Actually, defrag only erases the sectors it happens to overwrite in the process, it doesn't make any effort to erase all of the free space on the drive.


----------



## psyber1986 (Jan 24, 2007)

The only way to get rid of data on your hard drive is to overwrite every sector of your hard drive. But doing that would require you to reinstall windows afterwards. There are plenty of programs out there that will do the trick , here is a list of them 

Freeware:

Killdisk 
Dariks boot and Nuke


Shareware

Killdisk professional
Drive Scrubber
Wipe Drive
Bcwipe


----------



## bill53 (Jan 25, 2007)

billybobaloo said:


> I don't know if this question has ever been asked.
> 
> I want to know if anyone knows of a piece of software or a way to clean deleted file entries from directories permanently.
> 
> ...


I have an old utility i use with Win2K that claims it can clean free space and slack space without damage to files. It is called DESTROY IT and comes as part of a suite of utilities with ULTRA WIN CLEANER. I found another product called CYBERSCRUB at the following site: https://buy.cyberscrub.com/pitch.php?ReferrerId=411 
I would advise back-up, a thorough disk scan and defrag before doing this. Hope this helps.

Bill


----------



## JohnWill (Oct 19, 2002)

See post #3 for similar utilities.


----------



## billybobaloo (Jan 17, 2007)

I appreciate everyone's input and answers to my original question.

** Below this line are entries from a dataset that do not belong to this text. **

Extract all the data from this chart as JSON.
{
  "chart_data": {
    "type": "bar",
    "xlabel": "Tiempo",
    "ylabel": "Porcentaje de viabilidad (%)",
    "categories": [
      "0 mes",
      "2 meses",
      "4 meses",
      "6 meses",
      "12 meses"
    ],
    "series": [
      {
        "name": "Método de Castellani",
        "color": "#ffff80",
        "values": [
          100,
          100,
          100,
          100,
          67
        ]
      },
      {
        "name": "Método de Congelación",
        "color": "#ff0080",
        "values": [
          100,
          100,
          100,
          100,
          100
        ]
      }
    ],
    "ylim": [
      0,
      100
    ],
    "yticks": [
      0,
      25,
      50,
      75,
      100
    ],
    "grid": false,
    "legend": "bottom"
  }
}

I wasn't actually interested in the file wiping part of it as I knew there were several programs that would overwrite the data any number of times to destroy it.

All I was interested in was clearing the deleted files from the file table so that when I go to undelete a file in the future there won't be 100,000 deleted file entries to look through trying to locate the 1 or few that I actually want to undelete.

I did download the most current version of Eraser and it has an option to do just this. So my problem is solved. I could care less if there are remnants of the files still on the drive I just don't want them showing up when I go to undelete next time.

Thanks John. Like I said before I had used Eraser in the past. I either just overlooked this option or it wasn't in the older version I had in the past.


----------